There are plenty of examples of rewarding shameless behavior, from Kim Kardashian’s first sex tape to doping/lying sports figures and their unapologetic comebacks. The current low bar has been linked to everything from reality TV, evaporation of organized religion, dissolution of journalistic standards and the creation of the social media temple of self-worship. Forgive me, you’re already glazing over.
What matters is how we move forward. How do we use the moments in our every day lives to put a stake in the ground? How do we sprinkle in more civility, remind ourselves that sometimes we need to consider the other fellow first?
That pompous ass on the golf course who started at decibel ten? I let him wind me up. I fought outrage with outrage. But what if I had gone all Ghandi on him, led with a little kindness, instead of responding with my own entitlement? I’m just as guilty as the rest of the shameless, nattering crowd. I’m one more middle-aged, angry white woman joining the firefight, starting with the assumption that I’m right.
The fearless me needed to put the shameless me in check. What if we’d gotten closer to that man, instead of bitch slapping back into the wind? What if we’d met his crazy with some calm wisdom, and maybe even an apology. It was our dogs who were off leash, running toward his beast like beef jerky treats. Maybe he was truly frightened about some sort of attack. We didn’t know his story.

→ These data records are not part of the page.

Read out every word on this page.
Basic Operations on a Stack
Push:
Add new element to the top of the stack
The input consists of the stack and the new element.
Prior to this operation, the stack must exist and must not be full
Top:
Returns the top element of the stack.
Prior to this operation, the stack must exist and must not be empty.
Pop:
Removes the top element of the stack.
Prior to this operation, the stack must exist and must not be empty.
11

I’m ready to start somewhere, determined to build in a little more benefit of the doubt, to lead with kindness in hopes that it rebounds and reverberates a little. It’s certainly harder to be a pompous ass when someone defaults to concern. Well, let’s just say it’s a little harder to justify your position of pompous ass-iness.
In a world where everyone seems to be yelling at one another, I’m going to whisper more. I’ll take a few breaths before making an assumption, before getting right up in someone’s grill. I won’t be 100% successful. We all have our moments. But I’m willing to give it a shot.